Nos grupos, procura-se informar o usuário de seus direitos enquanto cidadão;
discutir sobre os problemas sociais, compreendendo o funcionamento do sistema
capitalista; levar o usuário a refletir sobre sua trajetória familiar e pessoal; fazê-lo
perceber, através de práticas, a importância e a força da coletividade; incentivá-lo a ser
ativo na sociedade através da participação em associações de bairro, conselhos
municipais, movimentos sociais e outros.
Embora cada grupo esteja configurado de forma diferente, de um modo geral ele
representa um espaço de convivência, de exercício da cidadania, de acolhimento e
escuta, de pertencimento, de identificação e compreensão, de reflexão sobre si e, a partir
disso, de estímulo a ressignificação do cotidiano, a construção de novos interesses,
novas respostas e a criação de novos projetos de vida, ao romper com o paradigma da
tutela na construção do protagonismo e da autonomia.
As famílias podem expressar suas dúvidas, conflitos e demais questões pessoais,
e tal demanda deve ser adequadamente acolhida, entretanto o objetivo é tirar as famílias
do ensimesmamento e trazer as questões para o âmbito coletivo, para o contexto social
mais amplo, já que a construção de uma vida pressupõe a dimensão do coletivo.
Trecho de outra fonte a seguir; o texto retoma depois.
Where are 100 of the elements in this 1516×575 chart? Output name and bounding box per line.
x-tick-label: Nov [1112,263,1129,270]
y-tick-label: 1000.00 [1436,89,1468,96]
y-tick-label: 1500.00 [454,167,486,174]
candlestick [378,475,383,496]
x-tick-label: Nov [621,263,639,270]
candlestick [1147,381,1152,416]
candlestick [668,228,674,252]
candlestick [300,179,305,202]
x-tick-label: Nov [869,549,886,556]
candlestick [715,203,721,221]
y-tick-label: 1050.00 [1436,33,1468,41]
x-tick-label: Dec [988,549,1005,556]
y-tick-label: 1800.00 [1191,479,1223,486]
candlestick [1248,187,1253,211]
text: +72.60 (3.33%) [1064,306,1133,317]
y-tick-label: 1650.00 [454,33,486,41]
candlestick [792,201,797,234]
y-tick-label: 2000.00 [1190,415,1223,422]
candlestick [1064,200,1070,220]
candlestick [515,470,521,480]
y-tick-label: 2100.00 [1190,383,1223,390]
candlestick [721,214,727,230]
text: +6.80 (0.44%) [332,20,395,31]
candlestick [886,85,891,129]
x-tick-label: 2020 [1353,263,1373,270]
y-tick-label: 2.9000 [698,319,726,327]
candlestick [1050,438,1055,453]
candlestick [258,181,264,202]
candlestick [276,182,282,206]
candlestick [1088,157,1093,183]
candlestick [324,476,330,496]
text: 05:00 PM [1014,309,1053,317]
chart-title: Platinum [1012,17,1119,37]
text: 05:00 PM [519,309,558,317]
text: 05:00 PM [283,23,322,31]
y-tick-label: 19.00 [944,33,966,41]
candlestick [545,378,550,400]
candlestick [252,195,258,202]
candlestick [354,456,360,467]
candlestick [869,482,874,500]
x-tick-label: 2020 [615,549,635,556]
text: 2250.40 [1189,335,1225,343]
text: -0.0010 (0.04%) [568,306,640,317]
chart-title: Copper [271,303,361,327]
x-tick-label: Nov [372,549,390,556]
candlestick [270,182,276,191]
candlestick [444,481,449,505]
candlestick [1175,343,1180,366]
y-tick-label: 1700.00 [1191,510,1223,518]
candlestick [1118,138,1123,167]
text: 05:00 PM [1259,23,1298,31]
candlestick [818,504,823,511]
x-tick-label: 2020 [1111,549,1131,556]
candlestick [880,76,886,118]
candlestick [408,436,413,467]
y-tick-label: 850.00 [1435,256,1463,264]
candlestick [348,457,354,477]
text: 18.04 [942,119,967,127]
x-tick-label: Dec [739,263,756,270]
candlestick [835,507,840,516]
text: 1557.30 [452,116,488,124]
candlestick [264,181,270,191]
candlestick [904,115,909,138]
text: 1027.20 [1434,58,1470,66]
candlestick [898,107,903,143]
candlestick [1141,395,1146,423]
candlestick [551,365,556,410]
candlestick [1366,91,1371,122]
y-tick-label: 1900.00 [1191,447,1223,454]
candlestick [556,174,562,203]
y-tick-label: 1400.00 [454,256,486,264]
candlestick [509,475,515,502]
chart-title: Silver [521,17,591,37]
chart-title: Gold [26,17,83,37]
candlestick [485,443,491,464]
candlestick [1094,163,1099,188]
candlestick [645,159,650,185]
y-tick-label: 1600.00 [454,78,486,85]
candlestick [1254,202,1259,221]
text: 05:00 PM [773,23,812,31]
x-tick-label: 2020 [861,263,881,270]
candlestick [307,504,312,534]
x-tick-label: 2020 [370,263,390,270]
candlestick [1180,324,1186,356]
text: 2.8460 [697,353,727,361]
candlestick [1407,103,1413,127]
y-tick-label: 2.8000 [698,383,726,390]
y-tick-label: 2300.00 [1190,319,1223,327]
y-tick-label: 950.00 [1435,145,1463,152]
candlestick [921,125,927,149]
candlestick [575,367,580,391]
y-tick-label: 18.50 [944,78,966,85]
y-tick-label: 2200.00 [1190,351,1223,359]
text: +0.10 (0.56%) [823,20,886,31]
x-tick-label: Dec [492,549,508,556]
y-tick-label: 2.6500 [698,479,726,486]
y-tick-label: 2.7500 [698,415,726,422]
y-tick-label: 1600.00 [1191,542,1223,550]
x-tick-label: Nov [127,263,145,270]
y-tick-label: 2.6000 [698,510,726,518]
A finalidade dos grupos está em levar o indivíduo a ser sujeito de sua própria
vida, a exercer sua liberdade de escolha e lutar pelos seus direitos, a ser um sujeito ativo
que procura transformar as suas relações e superar as barreiras sociais a partir do
momento em que vai atrás de pequenas conquistas como a conclusão dos estudos, o
exercício de alguma atividade, a busca por qualificação profissional, o cuidado com a
saúde, etc.
Nesse processo, é fundamental que a equipe multiprofissional assuma o lugar de
sujeito político ao trabalhar com grupos no CRAS. Há que se adotar uma postura que
potencialize as habilidades familiares e comunitárias em sua conjuntura territorial, já
que não existe só problema no trabalho com usuários da assistência social, mas também
criatividade e potência.
REFERÊNCIAS
BARROS, R, B; PASSOS, E; RAUTER, C. (organizadores). Clínica e Política: Subjetividade e Violação dos Direitos Humanos. Equipe Clínico-Grupal, Grupo Tortura Nunca Mais - RJ. Instituto Franco Basaglia/Editora TeCorá. Rio de Janeiro: 2002.
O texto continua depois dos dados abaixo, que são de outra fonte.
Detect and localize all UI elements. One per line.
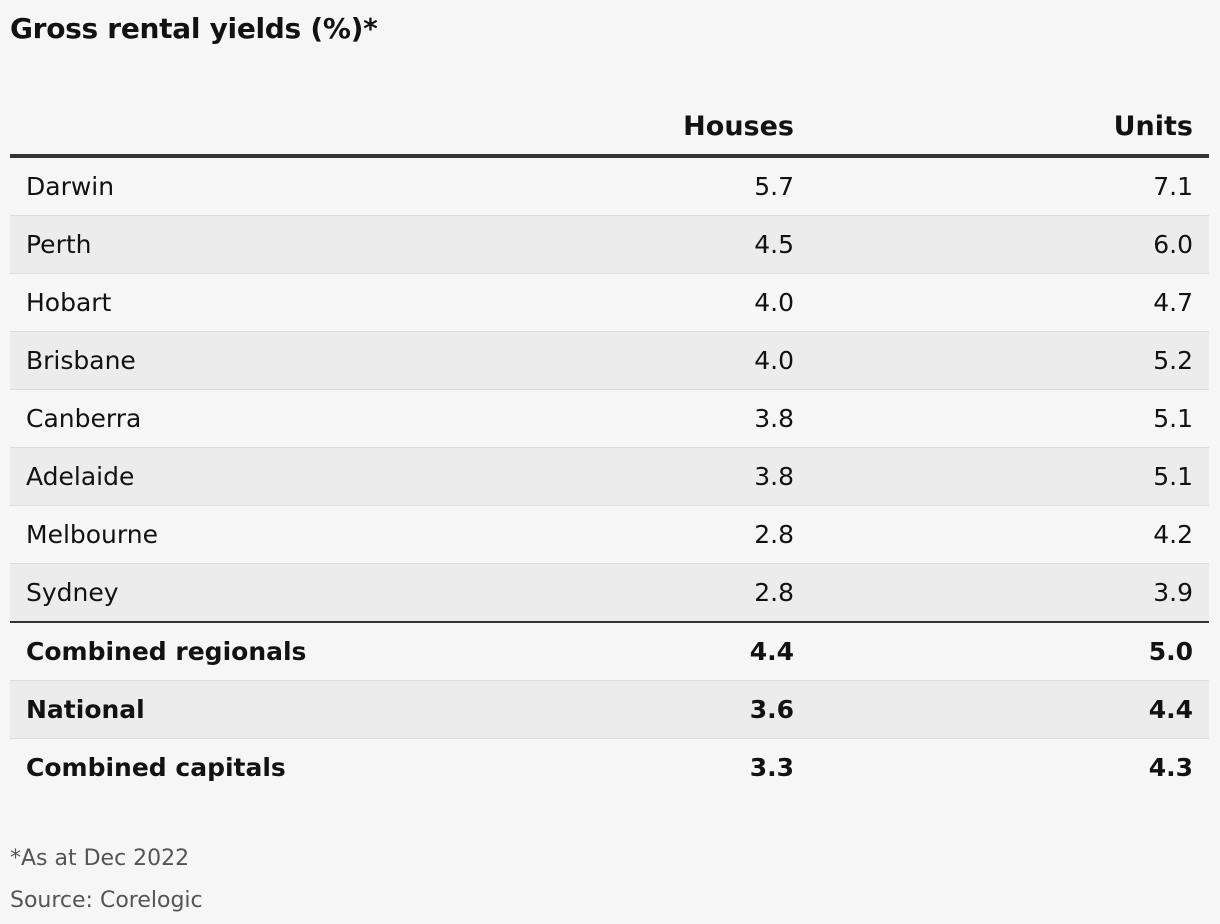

LEI ORGÂNICA DA ASSISTÊNCIA SOCIAL (LOAS), Lei nº 8.742, de 7 de dezembro de 1993, publicada no Diário Oficial da União (DOU) de 8 de dezembro de 1993. Dispõe sobre a organização da Assistência Social e dá outras providências.
ORIENTAÇÕES TÉCNICAS: CENTRO DE REFERÊNCIA DE ASSISTÊNCIA SOCIAL - CRAS/Ministério do Desenvolvimento Social e Combate à Fome - 1. ed. - Brasília: Ministério do Desenvolvimento Social e Combate à Fome, 2009.
OS DESAFIOS NA CONSTRUÇÃO DOS CENTROS DE REFERÊNCIA DE ASSISTÊNCIA SOCIAL (CRAS) – Caderno 3 – publicação Cress SP (Conselho Regional de Serviço Social)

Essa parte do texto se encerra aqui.